Il fatto notevole è che quando discuto in incontri pubblici, così come in seminari di formazione, dell’importanza dell’uso del linguaggio sessuato trovo resistenze in ogni settore: dalla scuola al mondo del giornalismo passando per quello politico, sociale e professionale, mondi quindi spesso limitrofi o deputati all’educazione e alla comunicazione. A parte il benaltrismo diffuso a tutto campo sia tra le donne che tra gli uomini quando si toccano questioni sul genere linguistico (c’è ben altro a cui pensare, focalizzarsi sull’importanza di dire sindaca è una perdita di tempo) ciò che mi colpisce è la resistenza di molte donne (anche in ambienti a sinistra) verso la declinazione femminile della lingua: al centro della negazione dell’importanza di nominarsi come donne dentro una professione, un ruolo sociale o politico c’è sempre la sottovalutazione di quanto essere visibili e definirsi quindi come donne sia una questione di potere. Altrimenti come sarebbe che il complimento verso una donna valida è: ha le palle?

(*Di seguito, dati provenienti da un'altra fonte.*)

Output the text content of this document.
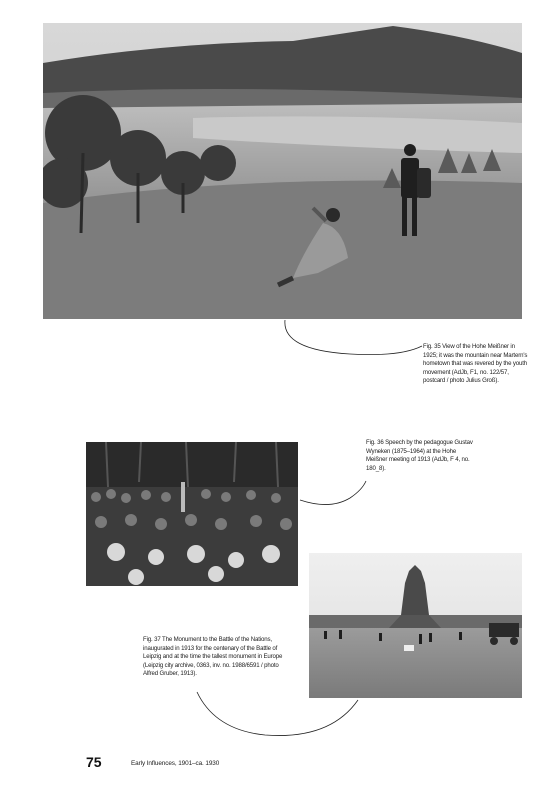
Fig. 35 View of the Hohe Meißner in 1925; it was the mountain near Martern's hometown that was revered by the youth movement (AdJb, F1, no. 122/57, postcard / photo Julius Groß).
Fig. 36 Speech by the pedagogue Gustav Wyneken (1875–1964) at the Hohe Meißner meeting of 1913 (AdJb, F 4, no. 180_8).
Fig. 37 The Monument to the Battle of the Nations, inaugurated in 1913 for the centenary of the Battle of Leipzig and at the time the tallest monument in Europe (Leipzig city archive, 0363, inv. no. 1988/6591 / photo Alfred Gruber, 1913).
75	Early Influences, 1901–ca. 1930
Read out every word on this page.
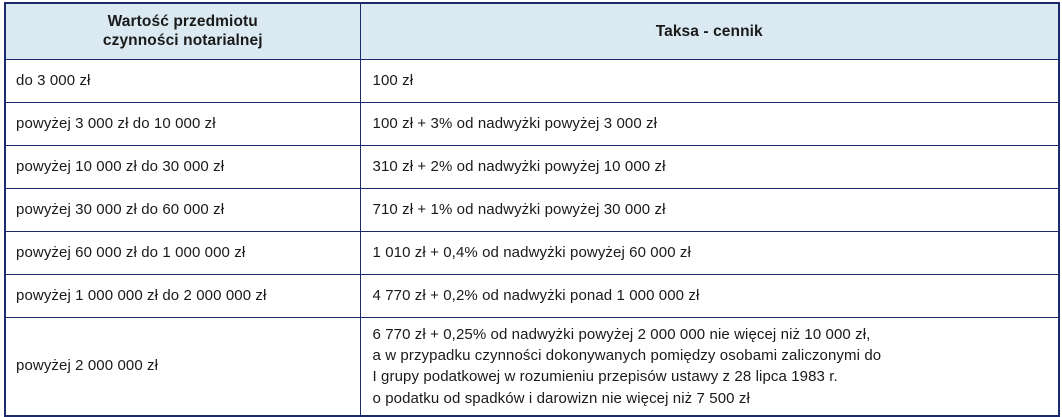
Wartość przedmiotu
czynności notarialnej	Taksa - cennik
do 3 000 zł	100 zł
powyżej 3 000 zł do 10 000 zł	100 zł + 3% od nadwyżki powyżej 3 000 zł
powyżej 10 000 zł do 30 000 zł	310 zł + 2% od nadwyżki powyżej 10 000 zł
powyżej 30 000 zł do 60 000 zł	710 zł + 1% od nadwyżki powyżej 30 000 zł
powyżej 60 000 zł do 1 000 000 zł	1 010 zł + 0,4% od nadwyżki powyżej 60 000 zł
powyżej 1 000 000 zł do 2 000 000 zł	4 770 zł + 0,2% od nadwyżki ponad 1 000 000 zł
powyżej 2 000 000 zł	6 770 zł + 0,25% od nadwyżki powyżej 2 000 000 nie więcej niż 10 000 zł,
a w przypadku czynności dokonywanych pomiędzy osobami zaliczonymi do
I grupy podatkowej w rozumieniu przepisów ustawy z 28 lipca 1983 r.
o podatku od spadków i darowizn nie więcej niż 7 500 zł
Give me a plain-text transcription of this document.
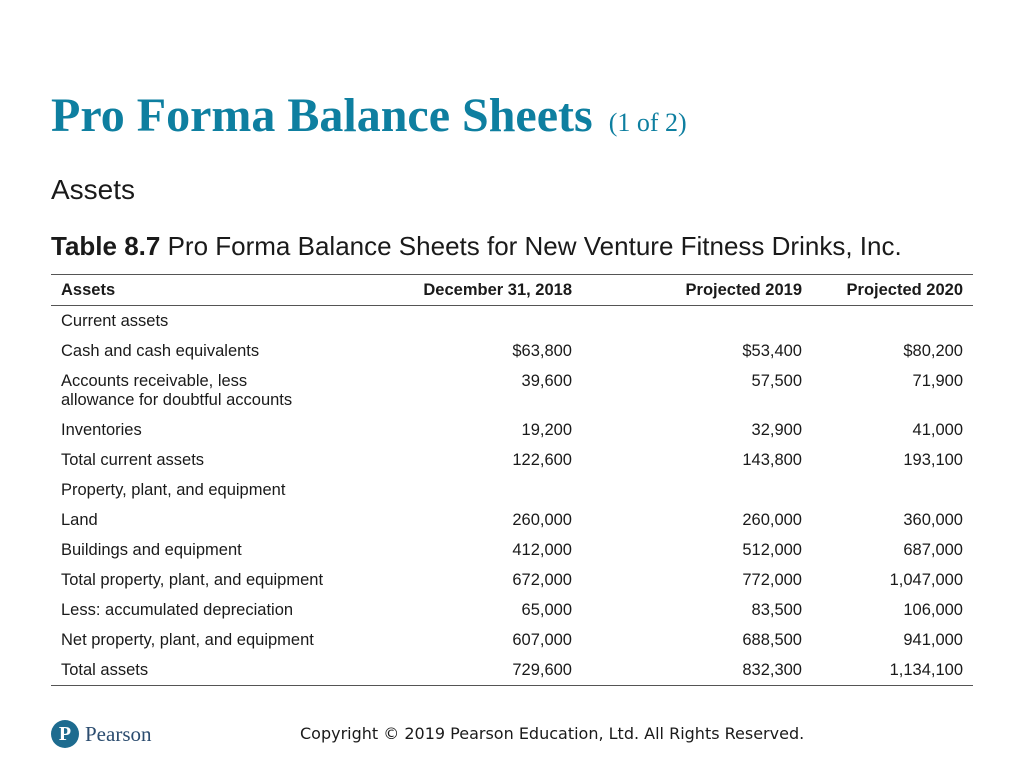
Pro Forma Balance Sheets (1 of 2)
Assets
Table 8.7 Pro Forma Balance Sheets for New Venture Fitness Drinks, Inc.
Assets	December 31, 2018	Projected 2019	Projected 2020
Current assets			
Cash and cash equivalents	$63,800	$53,400	$80,200
Accounts receivable, less allowance for doubtful accounts	39,600	57,500	71,900
Inventories	19,200	32,900	41,000
Total current assets	122,600	143,800	193,100
Property, plant, and equipment			
Land	260,000	260,000	360,000
Buildings and equipment	412,000	512,000	687,000
Total property, plant, and equipment	672,000	772,000	1,047,000
Less: accumulated depreciation	65,000	83,500	106,000
Net property, plant, and equipment	607,000	688,500	941,000
Total assets	729,600	832,300	1,134,100
P Pearson	Copyright © 2019 Pearson Education, Ltd. All Rights Reserved.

Sia negli incontri sulle pari opportunità o sull’analisi delle cause della violenza maschile così come nelle scuole non è difficile sentire uomini e donne neutralizzare il discorso, a partire da quel ‘buongiorno a tutti’ che palesemente contraddice la realtà dinnanzi a chi sta salutando, nonostante appaia stridente nel contesto del discorso. Buongiorno a tutte e a tutti suona ancora come una rarità, così come si fa fatica dire assessora, ministra, magistrata. Per le donne, quindi, esiste un fortissimo problema a rendersi visibili nominandosi come donne nello spazio pubblico per quello che si fa, soprattutto nelle professioni e negli ambito sociali dove prima erano solo gli uomini a esistere: l’autorevolezza, che il nominare rende incarnata, fa ancora paura. E per gli uomini come vanno le cose? Sono ormai 5 anni che giro l’Italia con il laboratorio di teatro sociale per uomini Manutenzioni-Uomini a nudo, tratto dal libro Uomini che odiano amano le donne: una straordinaria avventura che non si è ancora interrotta.

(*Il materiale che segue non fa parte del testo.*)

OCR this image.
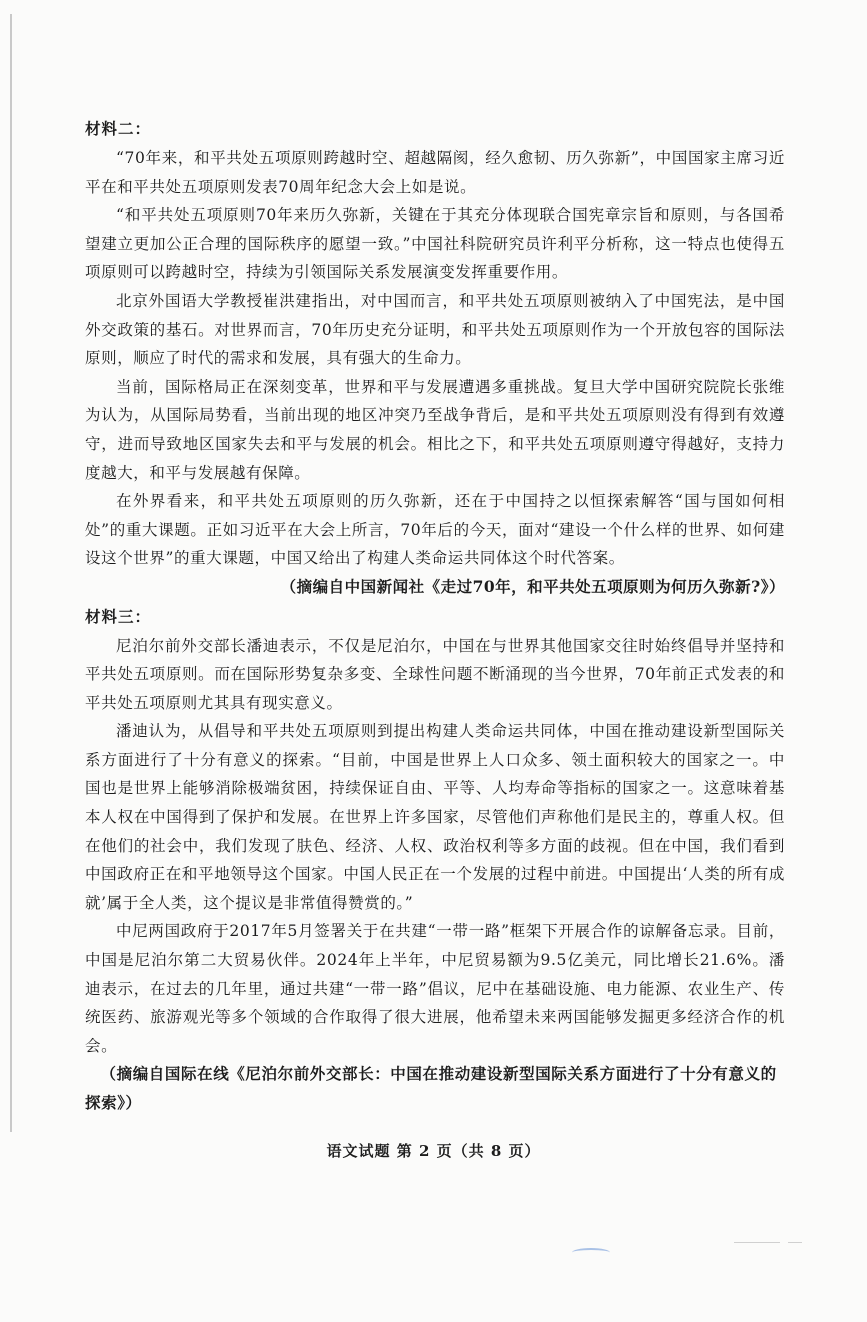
材料二：

“70年来，和平共处五项原则跨越时空、超越隔阂，经久愈韧、历久弥新”，中国国家主席习近平在和平共处五项原则发表70周年纪念大会上如是说。

“和平共处五项原则70年来历久弥新，关键在于其充分体现联合国宪章宗旨和原则，与各国希望建立更加公正合理的国际秩序的愿望一致。”中国社科院研究员许利平分析称，这一特点也使得五项原则可以跨越时空，持续为引领国际关系发展演变发挥重要作用。

北京外国语大学教授崔洪建指出，对中国而言，和平共处五项原则被纳入了中国宪法，是中国外交政策的基石。对世界而言，70年历史充分证明，和平共处五项原则作为一个开放包容的国际法原则，顺应了时代的需求和发展，具有强大的生命力。

当前，国际格局正在深刻变革，世界和平与发展遭遇多重挑战。复旦大学中国研究院院长张维为认为，从国际局势看，当前出现的地区冲突乃至战争背后，是和平共处五项原则没有得到有效遵守，进而导致地区国家失去和平与发展的机会。相比之下，和平共处五项原则遵守得越好，支持力度越大，和平与发展越有保障。

在外界看来，和平共处五项原则的历久弥新，还在于中国持之以恒探索解答“国与国如何相处”的重大课题。正如习近平在大会上所言，70年后的今天，面对“建设一个什么样的世界、如何建设这个世界”的重大课题，中国又给出了构建人类命运共同体这个时代答案。

（摘编自中国新闻社《走过70年，和平共处五项原则为何历久弥新?》）

材料三：

尼泊尔前外交部长潘迪表示，不仅是尼泊尔，中国在与世界其他国家交往时始终倡导并坚持和平共处五项原则。而在国际形势复杂多变、全球性问题不断涌现的当今世界，70年前正式发表的和平共处五项原则尤其具有现实意义。

潘迪认为，从倡导和平共处五项原则到提出构建人类命运共同体，中国在推动建设新型国际关系方面进行了十分有意义的探索。“目前，中国是世界上人口众多、领土面积较大的国家之一。中国也是世界上能够消除极端贫困，持续保证自由、平等、人均寿命等指标的国家之一。这意味着基本人权在中国得到了保护和发展。在世界上许多国家，尽管他们声称他们是民主的，尊重人权。但在他们的社会中，我们发现了肤色、经济、人权、政治权利等多方面的歧视。但在中国，我们看到中国政府正在和平地领导这个国家。中国人民正在一个发展的过程中前进。中国提出‘人类的所有成就’属于全人类，这个提议是非常值得赞赏的。”

中尼两国政府于2017年5月签署关于在共建“一带一路”框架下开展合作的谅解备忘录。目前，中国是尼泊尔第二大贸易伙伴。2024年上半年，中尼贸易额为9.5亿美元，同比增长21.6%。潘迪表示，在过去的几年里，通过共建“一带一路”倡议，尼中在基础设施、电力能源、农业生产、传统医药、旅游观光等多个领域的合作取得了很大进展，他希望未来两国能够发掘更多经济合作的机会。

（摘编自国际在线《尼泊尔前外交部长：中国在推动建设新型国际关系方面进行了十分有意义的探索》）

语文试题 第 2 页（共 8 页）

Tre spettacoli ci saranno in occasione della Giornata internazionale contro la violenza sulle donne, a Sanremo il 18, il 22 a Montecchio, il 25 a Suzzara, e per me è stata anche un’opportunità unica per capire come, lentamente, una formazione non tradizionale possa contribuire al cambiamento della mentalità individuale e collettiva. Quello che ho trovato più interessante in questo viaggio quinquennale ininterrotto da Trento a Soverato è stato verificare quali siano le criticità che bloccano il percorso di evoluzione per allontanarsi dagli stereotipi introiettati.

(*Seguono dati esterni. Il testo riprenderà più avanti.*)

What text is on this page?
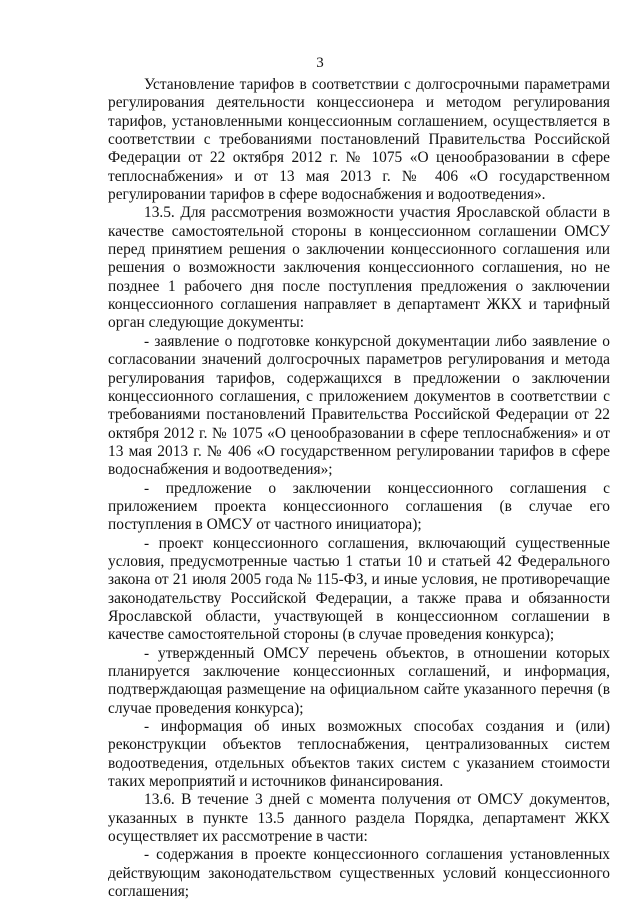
3

Установление тарифов в соответствии с долгосрочными параметрами регулирования деятельности концессионера и методом регулирования тарифов, установленными концессионным соглашением, осуществляется в соответствии с требованиями постановлений Правительства Российской Федерации от 22 октября 2012 г. № 1075 «О ценообразовании в сфере теплоснабжения» и от 13 мая 2013 г. № 406 «О государственном регулировании тарифов в сфере водоснабжения и водоотведения».

13.5. Для рассмотрения возможности участия Ярославской области в качестве самостоятельной стороны в концессионном соглашении ОМСУ перед принятием решения о заключении концессионного соглашения или решения о возможности заключения концессионного соглашения, но не позднее 1 рабочего дня после поступления предложения о заключении концессионного соглашения направляет в департамент ЖКХ и тарифный орган следующие документы:

- заявление о подготовке конкурсной документации либо заявление о согласовании значений долгосрочных параметров регулирования и метода регулирования тарифов, содержащихся в предложении о заключении концессионного соглашения, с приложением документов в соответствии с требованиями постановлений Правительства Российской Федерации от 22 октября 2012 г. № 1075 «О ценообразовании в сфере теплоснабжения» и от 13 мая 2013 г. № 406 «О государственном регулировании тарифов в сфере водоснабжения и водоотведения»;

- предложение о заключении концессионного соглашения с приложением проекта концессионного соглашения (в случае его поступления в ОМСУ от частного инициатора);

- проект концессионного соглашения, включающий существенные условия, предусмотренные частью 1 статьи 10 и статьей 42 Федерального закона от 21 июля 2005 года № 115-ФЗ, и иные условия, не противоречащие законодательству Российской Федерации, а также права и обязанности Ярославской области, участвующей в концессионном соглашении в качестве самостоятельной стороны (в случае проведения конкурса);

- утвержденный ОМСУ перечень объектов, в отношении которых планируется заключение концессионных соглашений, и информация, подтверждающая размещение на официальном сайте указанного перечня (в случае проведения конкурса);

- информация об иных возможных способах создания и (или) реконструкции объектов теплоснабжения, централизованных систем водоотведения, отдельных объектов таких систем с указанием стоимости таких мероприятий и источников финансирования.

13.6. В течение 3 дней с момента получения от ОМСУ документов, указанных в пункте 13.5 данного раздела Порядка, департамент ЖКХ осуществляет их рассмотрение в части:

- содержания в проекте концессионного соглашения установленных действующим законодательством существенных условий концессионного соглашения;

Gli uomini coinvolti nella piece teatrale, (ormai oltre 300 e l’età anagrafica non è un discrimine), faticano a stare dentro alla dimensione intima che il copione di Manutenzioni-Uomini a nudo propone: nei 35 laboratori realizzati in altrettanti città la difficoltà maggiore è quasi sempre quella di doversi misurare con le parole e i sentimenti dei propri simili sul corpo e sulla sessualità. Mentre risulta facile per gli uomini, in genere, parlare di sesso, nello spazio pubblico reale o virtuale, quando si tratta di leggere frasi intime del vissuto maschile, fuori dal fraseggio in stile caserma o spogliatoio l’imbarazzo diventa enorme.
Non va meglio, e questa non è una bella notizia, tra i giovanissimi: l’avere appreso informazioni, essere stati ‘educati’ sulla sessualità in massima parte dalla pornografia (violenta per lo più) facilmente rintracciabile in internet rende possibile il distacco tra emozioni e corpo, mettendo ai margini la relazione intima tra sé e l’altra. Si può così senza problema, per intenderci, usare linguaggio da hater sessista nei confronti dell’altro genere nella comunicazione quotidiana, ma quando si tratta di leggere frasi scritte da uomini, quali “Per un maschio medio italiano la sessualità è penetrazione: un cazzo duro da infilare da qualche parte”, oppure “Quando un maschio nuovo entra in una ‘banda’ in pochi istanti tutti capiscono come deve riconfigurarsi naturalmente la costellazione di potere. E l’aggressività la si vede in ogni cosa maschio-diretta: ‘team di marketing’ (penetrare il mercato, fargli ingoiare un accordo, spaccare il culo alla concorrenza, la killer app). Siamo un po’ tutti dei marines: break things, kill people” ecco che la cruda verità delle affermazioni che rivelano un comune sentire senza essere ‘battute da bar’ costituisce un ostacolo.
Nello stesso tempo confrontarsi sulle difficoltà e sulle emozioni che le parole suscitano è una opportunità straordinaria per crescere insieme e rimettere al centro del discorso pubblico la sessualità, il corpo, la relazione al di fuori della finzione dei ruoli precostituiti dagli stereotipi. Mi pare di poter affermare che l’analfabetismo dei sentimenti e il timore di perdere il consenso del patriarcato per gli uomini, e la sfiducia nell’autorevolezza incarnata nel proprio genere per le donne sono due facce della stessa medaglia: il lavoro con e sulle parole per dirsi e per dire del corpo, della sessualità e delle emozioni è ancora molto importante.